唐松岳

本格的な山登りというのがどんなものかはよくわからないが、小屋泊りというのも、山旅の楽しみのひとつには違いない。小屋ごとに様子が違って、山で寝起きするからこその風景も味わえる。長い行程に宿泊を余儀なくされる場合もあるが、今回は、久しぶりに手軽に小屋泊りを楽しもうと、アプローチの楽な唐松岳にした。唐松頂上山荘は富山県に建っている。地元というとおかしいが、黒部川を横切る時に晴れた日には唐松岳を眺めているわけで、向こうからこっちを見たいというのも動機のひとつ。
黒菱林道を使って、八方池山荘前でグラートクワッドを降りたのが、午前9時40分。雷の予報が出ていて、少しドキドキしている。入道雲は盛り上がり、午後に入ると相当に剣呑極まりない。すぐに、八方池山荘で登山届けを出し、ゆっくり歩き始める。八方池までは、何度かきたことがあるのでそれでもけっこうな速度で進んでいるらしく、第三ケルンに着いたのはまだ午前11時前。いよいよ雲は暑くなってきて、雲間の日差しは肌にきつい。
花がきれいだが、撮影は下りにゆっくり楽しむことにして、とにかき、先を急ぐ。丸山ケルンで昼食の予定だが、雪渓下の沢筋で少し腹にいれる。何しろ暑い。沢には水がない。山小屋も水が少ない場所なので、今日はたっぷり背負っている。その分、汗もかくが、水さえ確保できれば万が一ビバークになってもやり過ごせると踏んでいる。
心配症なのだろう、けっこう装備は担いでいて、ツェルトもロープもある。あ、コンロがないな。近所にボンベを売っているところがないので、つい、すぐに食べられるものばかりになっている。灯油コンロでも出してくるか。尾根筋で雷雨に遭うと目も当てられない。何とかお祈りしながら進む。
下の樺の大きな樹木に驚き、また、上の樺のお花畑とガレ場の樹林帯という様子に戸惑いながらも、山の姿を味わう。日帰り可能な山である。早がけするほどもなく、唐松の山頂を折り返せるだろうが、こうやってゆっくり歩くことで見えてくる風景もある。頼まれてお客さんを連れて歩く山やとにかく高さを稼いで滑り降りようという山旅が多いだけに、気分がすこぶる緩く開かれいる。その分、いろいろなものが見えるのだ。
八方池の辺りまでは、ハクサンシャジンやタカネマツムシソウが多いが、高度が増すと、まだまだチングルマやキンポウゲも多い。シモツケウイキョウやシシウドの組み合わせが絶妙で、まるで植物園として誰かが手を入れているようにさえ思える。岩も、雪も、雲も、風さえしっかりと風景をなしている。

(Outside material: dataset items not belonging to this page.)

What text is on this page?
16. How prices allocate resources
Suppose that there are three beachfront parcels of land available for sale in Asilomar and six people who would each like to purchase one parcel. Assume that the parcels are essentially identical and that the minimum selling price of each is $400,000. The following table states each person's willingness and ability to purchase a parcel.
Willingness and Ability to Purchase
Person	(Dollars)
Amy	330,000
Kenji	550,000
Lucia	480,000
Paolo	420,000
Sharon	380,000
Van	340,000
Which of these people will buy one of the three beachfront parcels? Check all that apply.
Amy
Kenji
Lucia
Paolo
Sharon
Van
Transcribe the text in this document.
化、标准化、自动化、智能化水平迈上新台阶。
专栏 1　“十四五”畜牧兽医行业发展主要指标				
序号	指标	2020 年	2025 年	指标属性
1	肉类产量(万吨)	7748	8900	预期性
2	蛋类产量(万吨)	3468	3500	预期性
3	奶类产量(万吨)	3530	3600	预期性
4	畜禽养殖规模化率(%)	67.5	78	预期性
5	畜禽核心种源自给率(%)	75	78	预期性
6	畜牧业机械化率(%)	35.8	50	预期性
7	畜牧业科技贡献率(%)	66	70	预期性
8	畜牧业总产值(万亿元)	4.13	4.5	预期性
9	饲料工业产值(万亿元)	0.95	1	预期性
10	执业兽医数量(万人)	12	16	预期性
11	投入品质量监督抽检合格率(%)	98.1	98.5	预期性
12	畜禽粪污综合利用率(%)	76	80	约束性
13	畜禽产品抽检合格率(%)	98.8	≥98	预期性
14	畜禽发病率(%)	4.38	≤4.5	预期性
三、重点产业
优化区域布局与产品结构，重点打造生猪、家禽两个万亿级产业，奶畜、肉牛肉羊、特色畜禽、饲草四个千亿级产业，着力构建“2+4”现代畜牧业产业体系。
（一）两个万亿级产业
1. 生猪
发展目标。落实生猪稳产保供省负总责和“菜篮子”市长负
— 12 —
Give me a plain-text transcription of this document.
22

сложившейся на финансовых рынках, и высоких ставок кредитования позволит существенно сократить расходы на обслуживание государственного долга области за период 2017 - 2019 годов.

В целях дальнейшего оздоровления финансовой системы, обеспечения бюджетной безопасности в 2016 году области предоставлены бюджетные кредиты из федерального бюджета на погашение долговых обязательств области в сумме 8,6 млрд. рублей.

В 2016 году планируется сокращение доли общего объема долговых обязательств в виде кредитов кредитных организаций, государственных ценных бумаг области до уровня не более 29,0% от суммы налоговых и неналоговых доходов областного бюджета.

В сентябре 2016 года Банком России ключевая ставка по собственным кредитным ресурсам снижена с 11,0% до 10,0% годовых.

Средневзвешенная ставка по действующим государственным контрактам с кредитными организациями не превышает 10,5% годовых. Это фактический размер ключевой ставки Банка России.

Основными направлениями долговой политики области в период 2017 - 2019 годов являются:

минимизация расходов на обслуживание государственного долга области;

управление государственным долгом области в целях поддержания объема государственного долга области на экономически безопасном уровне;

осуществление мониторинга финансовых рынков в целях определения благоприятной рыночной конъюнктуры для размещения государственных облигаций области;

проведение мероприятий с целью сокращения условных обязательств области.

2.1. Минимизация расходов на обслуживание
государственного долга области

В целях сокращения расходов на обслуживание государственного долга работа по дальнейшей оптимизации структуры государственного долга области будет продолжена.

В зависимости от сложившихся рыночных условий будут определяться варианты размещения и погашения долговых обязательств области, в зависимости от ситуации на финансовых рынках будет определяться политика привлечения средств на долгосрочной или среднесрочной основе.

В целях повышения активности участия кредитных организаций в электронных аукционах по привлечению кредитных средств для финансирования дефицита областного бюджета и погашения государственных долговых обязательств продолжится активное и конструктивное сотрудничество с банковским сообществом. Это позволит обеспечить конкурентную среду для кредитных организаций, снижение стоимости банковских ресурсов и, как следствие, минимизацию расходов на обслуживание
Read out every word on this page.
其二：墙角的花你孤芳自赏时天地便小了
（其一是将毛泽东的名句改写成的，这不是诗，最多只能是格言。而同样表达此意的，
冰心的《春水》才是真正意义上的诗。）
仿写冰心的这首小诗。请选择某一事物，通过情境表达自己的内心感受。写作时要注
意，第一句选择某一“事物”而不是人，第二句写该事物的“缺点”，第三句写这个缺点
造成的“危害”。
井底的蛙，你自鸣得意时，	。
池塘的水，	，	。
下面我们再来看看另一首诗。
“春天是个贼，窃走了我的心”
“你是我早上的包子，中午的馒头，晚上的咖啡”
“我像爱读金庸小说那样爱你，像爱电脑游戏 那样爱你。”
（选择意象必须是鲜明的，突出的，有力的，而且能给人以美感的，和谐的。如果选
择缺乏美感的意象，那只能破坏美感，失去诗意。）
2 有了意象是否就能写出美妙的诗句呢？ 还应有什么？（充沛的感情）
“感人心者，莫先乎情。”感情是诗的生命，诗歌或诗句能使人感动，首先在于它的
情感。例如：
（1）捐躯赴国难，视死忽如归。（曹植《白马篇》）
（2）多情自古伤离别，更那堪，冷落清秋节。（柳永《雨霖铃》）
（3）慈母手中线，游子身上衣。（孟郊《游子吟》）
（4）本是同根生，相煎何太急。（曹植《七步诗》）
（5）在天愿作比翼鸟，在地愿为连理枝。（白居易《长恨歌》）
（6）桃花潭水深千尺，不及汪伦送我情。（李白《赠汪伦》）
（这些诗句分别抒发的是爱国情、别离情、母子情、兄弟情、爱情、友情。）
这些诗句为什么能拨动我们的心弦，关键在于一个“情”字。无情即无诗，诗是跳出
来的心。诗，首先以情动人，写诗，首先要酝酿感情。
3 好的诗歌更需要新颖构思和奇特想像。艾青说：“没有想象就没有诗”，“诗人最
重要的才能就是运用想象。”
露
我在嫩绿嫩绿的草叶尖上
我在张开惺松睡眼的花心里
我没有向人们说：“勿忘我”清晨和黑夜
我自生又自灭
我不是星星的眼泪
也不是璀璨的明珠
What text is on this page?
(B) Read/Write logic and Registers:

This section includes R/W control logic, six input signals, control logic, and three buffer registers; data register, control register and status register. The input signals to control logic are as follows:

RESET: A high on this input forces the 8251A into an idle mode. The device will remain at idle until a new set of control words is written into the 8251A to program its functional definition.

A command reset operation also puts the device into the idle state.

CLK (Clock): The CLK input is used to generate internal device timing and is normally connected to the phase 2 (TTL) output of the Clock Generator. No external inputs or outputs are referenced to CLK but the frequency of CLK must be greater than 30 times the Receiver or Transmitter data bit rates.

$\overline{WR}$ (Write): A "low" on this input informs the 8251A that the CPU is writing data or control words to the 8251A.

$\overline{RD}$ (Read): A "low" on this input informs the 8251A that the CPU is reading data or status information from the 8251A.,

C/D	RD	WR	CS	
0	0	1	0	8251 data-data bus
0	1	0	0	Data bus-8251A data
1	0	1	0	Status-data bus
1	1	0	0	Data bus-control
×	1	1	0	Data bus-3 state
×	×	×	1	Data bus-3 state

樹林帯を抜けると、丸山ケルンが見えてきた。ここの登りがなかなかきつい。抜けるような尾根の風景が広がる。ケルンの少し上で食事をすると、五竜側に大きな黒い雲が湧き上がhってきた。早々に食べて出発。道はここから尾根の脇を切り開いた片落としのルートにはいる。高度も上がってきたので、ゆっくりゆっくりと進むと、目の前にライチョウ。驚くでもなく、ダイモンジソウを食べている。その角を曲がると、すぐに、小屋が見えた。午後1時。どうにか、雨に遭わずに済んだようだ。
小屋にはいると、あとはゆっくりと昼寝をして過ごす。光景はすべて霧の中で何も見えない。昼寝を明けると少し視界が出てきた。モノクロームの風景もいい。長崎莫人の水墨画のようだ。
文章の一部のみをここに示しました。